PRGX is in the business of making sure its clients, which include 75% of the top 20 global retailers, don't let money slip through the cracks. Now the audit recovery leader is doing the same for itself with its move from a SQL-based data system to one based on Hadoop.
The business, which looks for money that may have been missed in negotiated contracts, pricing, procurements, and payments, got its start in 1970s, before the whole process was computerized. Instead, auditors got boxes of documents delivered to warehouses and spent countless hours looking through the papers inside.
Today PRGX receives more than 2 million client files each year, amounting to 2.3 petabytes of data from customers (who the company can't name for a media story), in formats that include Microsoft Excel spreadsheets, EDI, XML, comma delimited flat files, and PDFs. The data is dervived from sources such as purchasing, payment, receiving, deals, point of sale, and emails.
Data can arrive via FTP, email, flash drives, DVDs, hard drives, and tape. PRGX ingests the data and mines it for overpayments, and then retrieves the supporting information to prove customers' claims.
Working with this huge volume of data comes with challenges. PRGX has been keeping the data that is mined in SQL on an IBM AS/400 -- an expensive setup for such big data.
Recently, PRGX evaluated a migration of its data analysis and recovery audit services -- off of SQL on IBM AS/400 systems and onto a system that would provide less expensive storage and considerably faster data analysis.
SQL on AS/400 may have been a great solution for the 1990s, when it was designed, but it limited PRGX's ability to rerun jobs with new queries, according to Jonathon Whitton, director of data services at PRGX. Whitton told InformationWeek about PRGX's data analysis modernization project in an interview.
The project started small in the third quarter of 2013.
"We started on old machines under a desk," Whitton said. "What that showed us was that we could do things faster than in the SQL environment."
Taking that early success, Whitton's group started working on a formal proof of concept in 2014, choosing the Cloudera Hadoop stack including Talend for unzipping and decrypting client data, cleaning that data, and getting it ready to load into the Hadoop cluster.
The Tech Stack
The process for structured data is different from the unstructured data process. PRGX's data services team uses HDFS (Hadoop distributed file system) for long-term data storage, Apache Hive and Apache Spark for batch processing, and Apache Impala for investigative queries. PRGX then uses Talend and Apache Scoop to load the data and then export it to the relational database management system.
For unstructured data such as email, PRGX loads data to Hbase for long-term storage via Apache Thrift and uses Apache Tika to read email data from headers, bodies, and attachments. The email system also relies on a series of tools for working with .Net technology.

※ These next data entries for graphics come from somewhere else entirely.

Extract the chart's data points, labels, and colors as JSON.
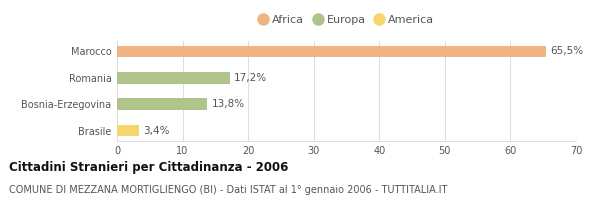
{
  "title": "Cittadini Stranieri per Cittadinanza - 2006",
  "subtitle": "COMUNE DI MEZZANA MORTIGLIENGO (BI) - Dati ISTAT al 1° gennaio 2006 - TUTTITALIA.IT",
  "categories": [
    "Marocco",
    "Romania",
    "Bosnia-Erzegovina",
    "Brasile"
  ],
  "values": [
    65.5,
    17.2,
    13.8,
    3.4
  ],
  "labels": [
    "65,5%",
    "17,2%",
    "13,8%",
    "3,4%"
  ],
  "colors": [
    "#f0b482",
    "#aec48a",
    "#aec48a",
    "#f5d76e"
  ],
  "legend": [
    {
      "label": "Africa",
      "color": "#f0b482"
    },
    {
      "label": "Europa",
      "color": "#aec48a"
    },
    {
      "label": "America",
      "color": "#f5d76e"
    }
  ],
  "xlim": [
    0,
    70
  ],
  "xticks": [
    0,
    10,
    20,
    30,
    40,
    50,
    60,
    70
  ],
  "background_color": "#ffffff",
  "bar_height": 0.45,
  "grid_color": "#dddddd",
  "title_fontsize": 8.5,
  "subtitle_fontsize": 7.0,
  "label_fontsize": 7.5,
  "tick_fontsize": 7.0,
  "legend_fontsize": 8.0,
  "text_color": "#555555",
  "title_color": "#111111"
}
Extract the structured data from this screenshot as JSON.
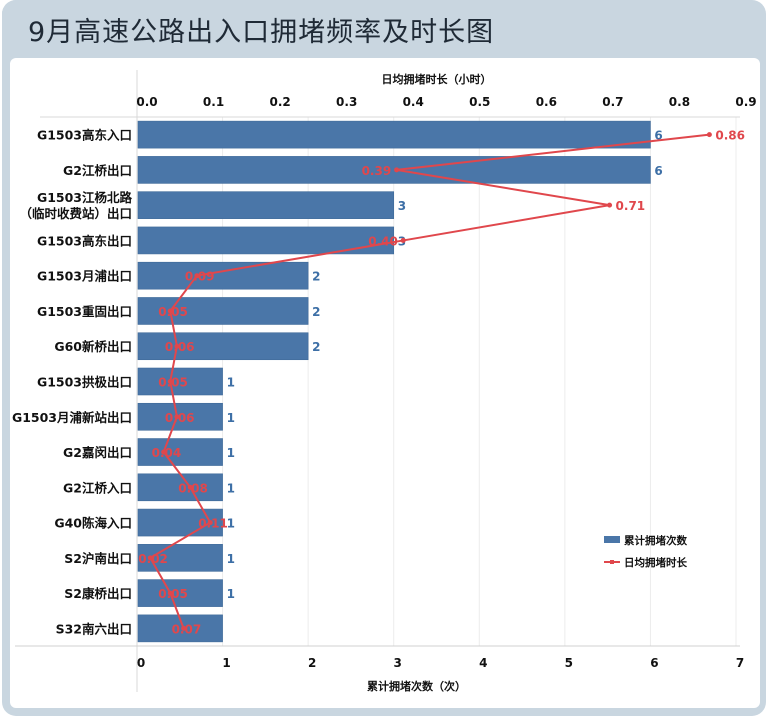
{
  "title": "9月高速公路出入口拥堵频率及时长图",
  "chart_data": {
    "type": "bar+line",
    "orientation": "horizontal",
    "categories": [
      "G1503高东入口",
      "G2江桥出口",
      "G1503江杨北路（临时收费站）出口",
      "G1503高东出口",
      "G1503月浦出口",
      "G1503重固出口",
      "G60新桥出口",
      "G1503拱极出口",
      "G1503月浦新站出口",
      "G2嘉闵出口",
      "G2江桥入口",
      "G40陈海入口",
      "S2沪南出口",
      "S2康桥出口",
      "S32南六出口"
    ],
    "category_lines": [
      [
        "G1503高东入口"
      ],
      [
        "G2江桥出口"
      ],
      [
        "G1503江杨北路",
        "（临时收费站）出口"
      ],
      [
        "G1503高东出口"
      ],
      [
        "G1503月浦出口"
      ],
      [
        "G1503重固出口"
      ],
      [
        "G60新桥出口"
      ],
      [
        "G1503拱极出口"
      ],
      [
        "G1503月浦新站出口"
      ],
      [
        "G2嘉闵出口"
      ],
      [
        "G2江桥入口"
      ],
      [
        "G40陈海入口"
      ],
      [
        "S2沪南出口"
      ],
      [
        "S2康桥出口"
      ],
      [
        "S32南六出口"
      ]
    ],
    "series": [
      {
        "name": "累计拥堵次数",
        "type": "bar",
        "axis": "bottom",
        "color": "#4a76a8",
        "label_color": "#3d6fa6",
        "values": [
          6,
          6,
          3,
          3,
          2,
          2,
          2,
          1,
          1,
          1,
          1,
          1,
          1,
          1,
          1
        ],
        "labels": [
          "6",
          "6",
          "3",
          "3",
          "2",
          "2",
          "2",
          "1",
          "1",
          "1",
          "1",
          "1",
          "1",
          "1",
          ""
        ]
      },
      {
        "name": "日均拥堵时长",
        "type": "line",
        "axis": "top",
        "color": "#e0474c",
        "values": [
          0.86,
          0.39,
          0.71,
          0.4,
          0.09,
          0.05,
          0.06,
          0.05,
          0.06,
          0.04,
          0.08,
          0.11,
          0.02,
          0.05,
          0.07
        ],
        "labels": [
          "0.86",
          "0.39",
          "0.71",
          "0.40",
          "0.09",
          "0.05",
          "0.06",
          "0.05",
          "0.06",
          "0.04",
          "0.08",
          "0.11",
          "0.02",
          "0.05",
          "0.07"
        ]
      }
    ],
    "bottom_axis": {
      "label": "累计拥堵次数（次）",
      "range": [
        0,
        7
      ],
      "ticks": [
        "0",
        "1",
        "2",
        "3",
        "4",
        "5",
        "6",
        "7"
      ]
    },
    "top_axis": {
      "label": "日均拥堵时长（小时）",
      "range": [
        0,
        0.9
      ],
      "ticks": [
        "0.0",
        "0.1",
        "0.2",
        "0.3",
        "0.4",
        "0.5",
        "0.6",
        "0.7",
        "0.8",
        "0.9"
      ]
    },
    "grid": true,
    "legend": "right"
  }
}
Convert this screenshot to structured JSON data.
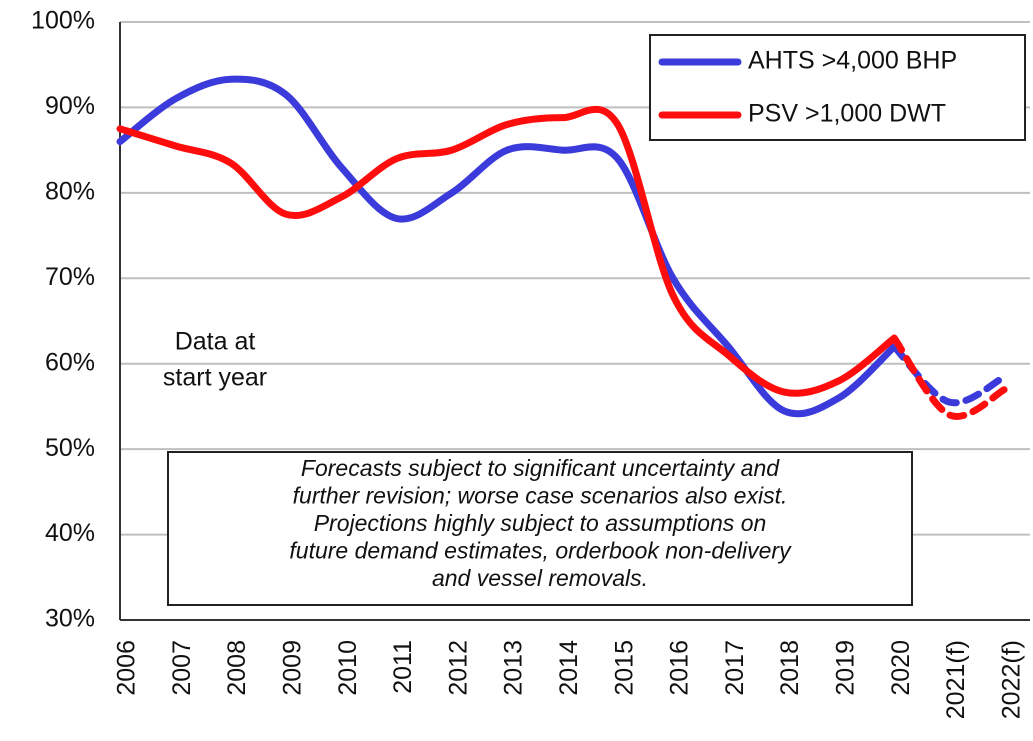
{
  "chart_data": {
    "type": "line",
    "categories": [
      "2006",
      "2007",
      "2008",
      "2009",
      "2010",
      "2011",
      "2012",
      "2013",
      "2014",
      "2015",
      "2016",
      "2017",
      "2018",
      "2019",
      "2020",
      "2021(f)",
      "2022(f)"
    ],
    "series": [
      {
        "name": "AHTS >4,000 BHP",
        "color": "#3b3bdc",
        "values": [
          86,
          91,
          93.3,
          91.5,
          83,
          77,
          80,
          85,
          85,
          84,
          70,
          62,
          54.5,
          56,
          62,
          55.5,
          58.5
        ]
      },
      {
        "name": "PSV >1,000 DWT",
        "color": "#ff0d0d",
        "values": [
          87.5,
          85.5,
          83.5,
          77.5,
          79.5,
          84,
          85,
          88,
          88.8,
          88,
          68,
          61,
          56.7,
          58,
          63,
          54,
          57
        ]
      }
    ],
    "dashed_from_index": 14,
    "ylim": [
      30,
      100
    ],
    "yticks": [
      {
        "value": 30,
        "label": "30%"
      },
      {
        "value": 40,
        "label": "40%"
      },
      {
        "value": 50,
        "label": "50%"
      },
      {
        "value": 60,
        "label": "60%"
      },
      {
        "value": 70,
        "label": "70%"
      },
      {
        "value": 80,
        "label": "80%"
      },
      {
        "value": 90,
        "label": "90%"
      },
      {
        "value": 100,
        "label": "100%"
      }
    ],
    "grid": true,
    "legend": "upper right",
    "annotations": [
      [
        "Data at",
        "start year"
      ],
      [
        "Forecasts subject to significant uncertainty and",
        "further revision; worse case scenarios also exist.",
        "Projections highly subject to assumptions on",
        "future demand estimates, orderbook non-delivery",
        "and vessel removals."
      ]
    ]
  }
}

The Hadoop launched to production in 2015. By the end of this year, Whitton said, PRGX expects to have 60% of its accounts moved over to the Talend and Cloudera stack.
The data services group is delivering jobs an average of 10 times faster than it did on the old infrastructure, Whitton said, and that gives auditors more time to work with the data.
"We have one thing that was taking 160 hours that finished in 8 hours," he said. That faster processing is enabling business users to look deeper in their audits. "A lot of times we'll get requests back from the audit that they want to change one thing and run the job again -- say a shipping date."
Whitton's group only serves internal clients, but he says that since the system migration began his group is getting more requests, because those clients have more time to work with data.
"The accounts we've moved over, we've found more revenue for them. We are able to answer more questions than we were able to answer before."
[The big data management market is poised to expand. Read Big Data Management Market Expected to Grow 12.8%.]
Hadoop's lower cost of storage has also allowed PRGX to keep more data available online. Before the migration, Whitton's group would need to go to the archive, often in tape form, and recover data from it in order to run another query on the data. Now it doesn't have to. Whitton said that the company normally has about two petabytes of data online and between six and ten petabytes in longer term storage.
"It's very expensive to store in SQL. We would have to rotate data in and out," he said. Now his group is able to keep three years' worth of client data online at all times.
Whitton's team inside data services has had just over 100 people internally working on development, with 30 devoted to this migration. PRGX's IT team totals 250 members out of a total employee count for the company of about 1,400.
Another result of the improvements to the data stack is that PRGX's technology workers now have more time to work with the data, which only serves to increase revenues for the company.
The company has kept its current staff onboard with the switch to these new technologies by training the company's current personnel in big data skills.
Whitton said that the plan for this big data project going forward is to democratize it. His team is working to "open it up to add much more self-service, and have the senior audit staff being able to work directly with the data on the cluster."
He says he believes that this change will happen sooner rather than later because the company has more work than it can handle.